“If it really does get to be a big war, we have many more bullets than any of these other countries…”
Divisions and sudden about turns are also features, causing confusion and contributing to market volatility.
This is pointing to the road leading inexorably to a full blown trade war, becoming more a question of when not if.
Geopolitics and economics
The US has trade disputes with its NAFTA, EU and Asian partners but these take second place to China.
The fundamental driver behind the US’ trade dispute with China is China’s rise as an economic power. This threatens to upend decades of US global dominance.
Measures by the US are primarily aimed at China’s ‘Made in China 2025‘ industrial policy.
This policy aims to move China up the value chain, become self sufficient and a leader in high tech development and production.

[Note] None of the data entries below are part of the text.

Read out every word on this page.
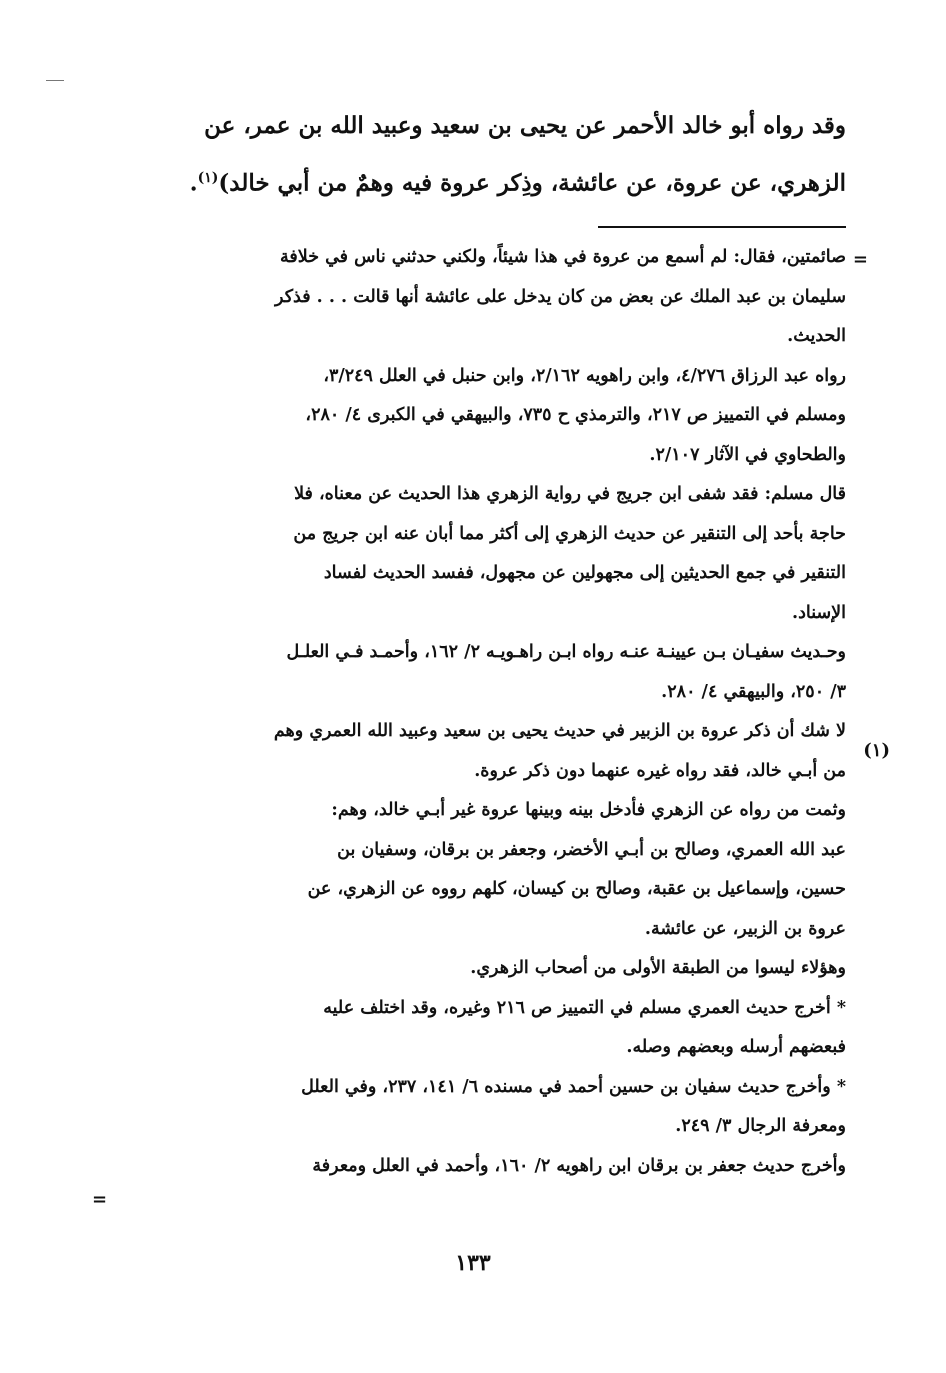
وقد رواه أبو خالد الأحمر عن يحيى بن سعيد وعبيد الله بن عمر، عن
الزهري، عن عروة، عن عائشة، وذِكر عروة فيه وهمٌ من أبي خالد)$^{(١)}$.
=
(١)
=
صائمتين، فقال: لم أسمع من عروة في هذا شيئاً، ولكني حدثني ناس في خلافة
سليمان بن عبد الملك عن بعض من كان يدخل على عائشة أنها قالت . . . فذكر
الحديث.
رواه عبد الرزاق ٤/٢٧٦، وابن راهويه ٢/١٦٢، وابن حنبل في العلل ٣/٢٤٩،
ومسلم في التمييز ص ٢١٧، والترمذي ح ٧٣٥، والبيهقي في الكبرى ٤/ ٢٨٠،
والطحاوي في الآثار ٢/١٠٧.
قال مسلم: فقد شفى ابن جريج في رواية الزهري هذا الحديث عن معناه، فلا
حاجة بأحد إلى التنقير عن حديث الزهري إلى أكثر مما أبان عنه ابن جريج من
التنقير في جمع الحديثين إلى مجهولين عن مجهول، ففسد الحديث لفساد
الإسناد.
وحـديث سفيـان بـن عيينـة عنـه رواه ابـن راهـويـه ٢/ ١٦٢، وأحمـد فـي العلـل
٣/ ٢٥٠، والبيهقي ٤/ ٢٨٠.
لا شك أن ذكر عروة بن الزبير في حديث يحيى بن سعيد وعبيد الله العمري وهم
من أبـي خالد، فقد رواه غيره عنهما دون ذكر عروة.
وثمت من رواه عن الزهري فأدخل بينه وبينها عروة غير أبـي خالد، وهم:
عبد الله العمري، وصالح بن أبـي الأخضر، وجعفر بن برقان، وسفيان بن
حسين، وإسماعيل بن عقبة، وصالح بن كيسان، كلهم رووه عن الزهري، عن
عروة بن الزبير، عن عائشة.
وهؤلاء ليسوا من الطبقة الأولى من أصحاب الزهري.
* أخرج حديث العمري مسلم في التمييز ص ٢١٦ وغيره، وقد اختلف عليه
فبعضهم أرسله وبعضهم وصله.
* وأخرج حديث سفيان بن حسين أحمد في مسنده ٦/ ١٤١، ٢٣٧، وفي العلل
ومعرفة الرجال ٣/ ٢٤٩.
وأخرج حديث جعفر بن برقان ابن راهويه ٢/ ١٦٠، وأحمد في العلل ومعرفة
١٣٣
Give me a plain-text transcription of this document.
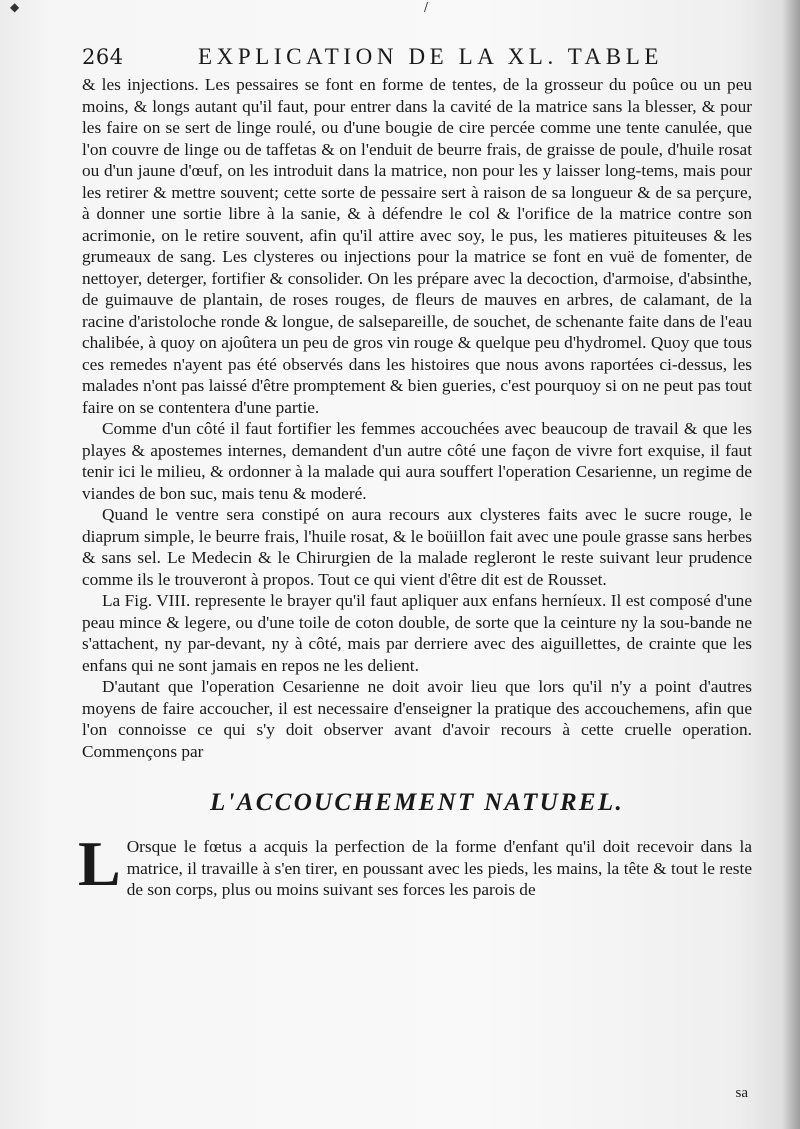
◆	/
264	EXPLICATION DE LA XL. TABLE

& les injections. Les pessaires se font en forme de tentes, de la grosseur du poûce ou un peu moins, & longs autant qu'il faut, pour entrer dans la cavité de la matrice sans la blesser, & pour les faire on se sert de linge roulé, ou d'une bougie de cire percée comme une tente canulée, que l'on couvre de linge ou de taffetas & on l'enduit de beurre frais, de graisse de poule, d'huile rosat ou d'un jaune d'œuf, on les introduit dans la matrice, non pour les y laisser long-tems, mais pour les retirer & mettre souvent; cette sorte de pessaire sert à raison de sa longueur & de sa perçure, à donner une sortie libre à la sanie, & à défendre le col & l'orifice de la matrice contre son acrimonie, on le retire souvent, afin qu'il attire avec soy, le pus, les matieres pituiteuses & les grumeaux de sang. Les clysteres ou injections pour la matrice se font en vuë de fomenter, de nettoyer, deterger, fortifier & consolider. On les prépare avec la decoction, d'armoise, d'absinthe, de guimauve de plantain, de roses rouges, de fleurs de mauves en arbres, de calamant, de la racine d'aristoloche ronde & longue, de salsepareille, de souchet, de schenante faite dans de l'eau chalibée, à quoy on ajoûtera un peu de gros vin rouge & quelque peu d'hydromel. Quoy que tous ces remedes n'ayent pas été observés dans les histoires que nous avons raportées ci-dessus, les malades n'ont pas laissé d'être promptement & bien gueries, c'est pourquoy si on ne peut pas tout faire on se contentera d'une partie.

Comme d'un côté il faut fortifier les femmes accouchées avec beaucoup de travail & que les playes & apostemes internes, demandent d'un autre côté une façon de vivre fort exquise, il faut tenir ici le milieu, & ordonner à la malade qui aura souffert l'operation Cesarienne, un regime de viandes de bon suc, mais tenu & moderé.

Quand le ventre sera constipé on aura recours aux clysteres faits avec le sucre rouge, le diaprum simple, le beurre frais, l'huile rosat, & le boüillon fait avec une poule grasse sans herbes & sans sel. Le Medecin & le Chirurgien de la malade regleront le reste suivant leur prudence comme ils le trouveront à propos. Tout ce qui vient d'être dit est de Rousset.

La Fig. VIII. represente le brayer qu'il faut apliquer aux enfans herníeux. Il est composé d'une peau mince & legere, ou d'une toile de coton double, de sorte que la ceinture ny la sou-bande ne s'attachent, ny par-devant, ny à côté, mais par derriere avec des aiguillettes, de crainte que les enfans qui ne sont jamais en repos ne les delient.

D'autant que l'operation Cesarienne ne doit avoir lieu que lors qu'il n'y a point d'autres moyens de faire accoucher, il est necessaire d'enseigner la pratique des accouchemens, afin que l'on connoisse ce qui s'y doit observer avant d'avoir recours à cette cruelle operation. Commençons par

L'ACCOUCHEMENT NATUREL.

L Orsque le fœtus a acquis la perfection de la forme d'enfant qu'il doit recevoir dans la matrice, il travaille à s'en tirer, en poussant avec les pieds, les mains, la tête & tout le reste de son corps, plus ou moins suivant ses forces les parois de

sa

The policy is seen as such a threat that US trade negotiator, Robert Lighthizer demanded China make:
“…fundamental changes that allow U.S. companies to keep their technological edge over Chinese competitors were critical to the future of the U.S. economy.”

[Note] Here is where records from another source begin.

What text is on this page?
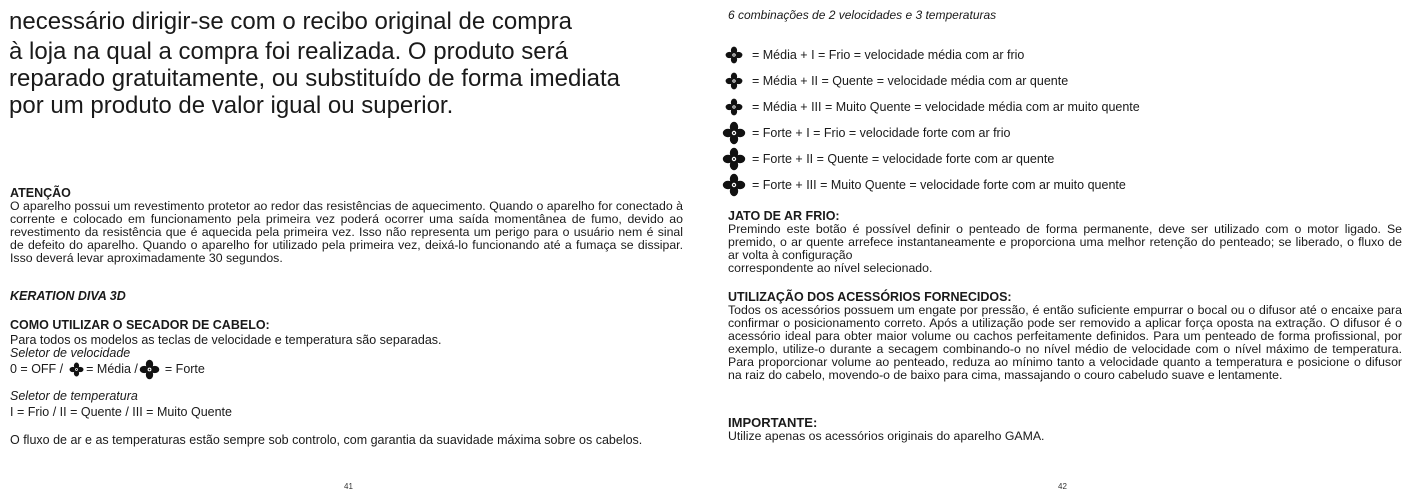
necessário dirigir-se com o recibo original de compra
à loja na qual a compra foi realizada. O produto será
reparado gratuitamente, ou substituído de forma imediata
por um produto de valor igual ou superior.
ATENÇÃO
O aparelho possui um revestimento protetor ao redor das resistências de aquecimento. Quando o aparelho for conectado à corrente e colocado em funcionamento pela primeira vez poderá ocorrer uma saída momentânea de fumo, devido ao revestimento da resistência que é aquecida pela primeira vez. Isso não representa um perigo para o usuário nem é sinal de defeito do aparelho. Quando o aparelho for utilizado pela primeira vez, deixá-lo funcionando até a fumaça se dissipar. Isso deverá levar aproximadamente 30 segundos.
KERATION DIVA 3D
COMO UTILIZAR O SECADOR DE CABELO:
Para todos os modelos as teclas de velocidade e temperatura são separadas.
Seletor de velocidade
0 = OFF / = Média / = Forte
Seletor de temperatura
I = Frio / II = Quente / III = Muito Quente
O fluxo de ar e as temperaturas estão sempre sob controlo, com garantia da suavidade máxima sobre os cabelos.
41
6 combinações de 2 velocidades e 3 temperaturas
= Média + I = Frio = velocidade média com ar frio
= Média + II = Quente = velocidade média com ar quente
= Média + III = Muito Quente = velocidade média com ar muito quente
= Forte + I = Frio = velocidade forte com ar frio
= Forte + II = Quente = velocidade forte com ar quente
= Forte + III = Muito Quente = velocidade forte com ar muito quente
JATO DE AR FRIO:
Premindo este botão é possível definir o penteado de forma permanente, deve ser utilizado com o motor ligado. Se premido, o ar quente arrefece instantaneamente e proporciona uma melhor retenção do penteado; se liberado, o fluxo de ar volta à configuração
correspondente ao nível selecionado.
UTILIZAÇÃO DOS ACESSÓRIOS FORNECIDOS:
Todos os acessórios possuem um engate por pressão, é então suficiente empurrar o bocal ou o difusor até o encaixe para confirmar o posicionamento correto. Após a utilização pode ser removido a aplicar força oposta na extração. O difusor é o acessório ideal para obter maior volume ou cachos perfeitamente definidos. Para um penteado de forma profissional, por exemplo, utilize-o durante a secagem combinando-o no nível médio de velocidade com o nível máximo de temperatura. Para proporcionar volume ao penteado, reduza ao mínimo tanto a velocidade quanto a temperatura e posicione o difusor na raiz do cabelo, movendo-o de baixo para cima, massajando o couro cabeludo suave e lentamente.
IMPORTANTE:
Utilize apenas os acessórios originais do aparelho GAMA.
42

Trump has also complained bitterly about damage to the American economy. He claims it’s caused by the trade agreements and practices of the US’ trading partners and competitors.
He points the US’ $375 billion trade deficit with China. Trump has also slammed German car makers, “Look at the millions of cars they sell in the US. Terrible! We’ll stop that,”.
American midterms and America First
Trump’s election victory was due in large part in appealing to the working class communities areas like the Rust Belt. Three decades of decline has devastated the industrial base of areas like the Rust Belt.
Steel, aluminium and construction related products are all important Rust Belt industries and have been Trump’s first targets.
Differences within the administration
There are also American policy makers that realise a trade war will not be without casualties on their own side. Bloomberg reports on differences within Trump’s administration:
“Hard-liners such as U.S. Trade Representative Robert Lighthizer and White House trade adviser Peter Navarro are pushing for structural changes to China’s policies. Treasury Secretary Steven Mnuchin and NEC Director Larry Kudlow are more receptive to a deal aimed at lowering the bilateral trade deficit.”
There are further signs of splits in the US’ policy making elites. The U.S. business group, the Chamber of Commerce, has also attacked Donald Trump’s handling of trade disputes. They argue that the, “…retaliation by its partners would boomerang badly on the American economy”.
Lacking in experience
Some of the US trade measures have been ill conceived leading to unintended consequences. The gutting of departments of experienced staff by the Trump administration is partly to blame.
Take for example, the US imposed sanctions on Russian company Rusal, the world’s second largest aluminium producer. The result was to send aluminium prices sky rocketing and cause collateral damage to other sectors and forced the US to modify its sanctions.
A Reuters article remarked on the débâcle:
“Unlike previous cases of sanctions on Russia, European countries did not have a chance to consult with Washington on punitive moves that would have ripple effects in the European economy, the sources said. One reason for the lack of dialogue: the U.S. State Department no longer has a Sanctions Policy Coordinator to liaise with other governments…”
Xi Jinping overreach?
There are those confident that China does not have the fire power to withstand the pressure from the US.
“People are going to look back at this year as the pivot point when Xi Jinping overreached and sparked an international backlash against the party and China’s development model on multiple fronts,”
However, former US Treasury Secretary Larry Summers in an interview with Der Speigal, where he reflected business concerns, warned:
“Business leaders fear that this blundering approach will lead to retaliation against them and favoritism by China toward its European and Japanese competitors.”
There is still optimism in some quarters that the US will pull back. In the same interview above, Larry Summers hopes:
“At some point, there will be a turning back. For Trump, stepping back from his policy will take the form of finding a way to declare a victory.”
But there is little evidence that Trump is playing a game of bluff given his readiness to escalate. Any retreats are more in the shape of regrouping rather than concessions.
China has shown every intention of defending its interests. China’s Global Times reports on China’s readiness to fight a trade war:
“Washington disregards fairness, is too self-interested and obsessed with the stick approach. This means Beijing must prepare for trade disputes that cannot be solved quickly. China doesn’t want a trade war, but is not afraid of fighting such a war.”
These trade wars are an expression of a far deeper strategic challenge – The challenge of a painful transition from a uni-polar world to a multi-polar one.
This is why the road is leading inexorably to full blown trade war. It’s now more a question of when not if.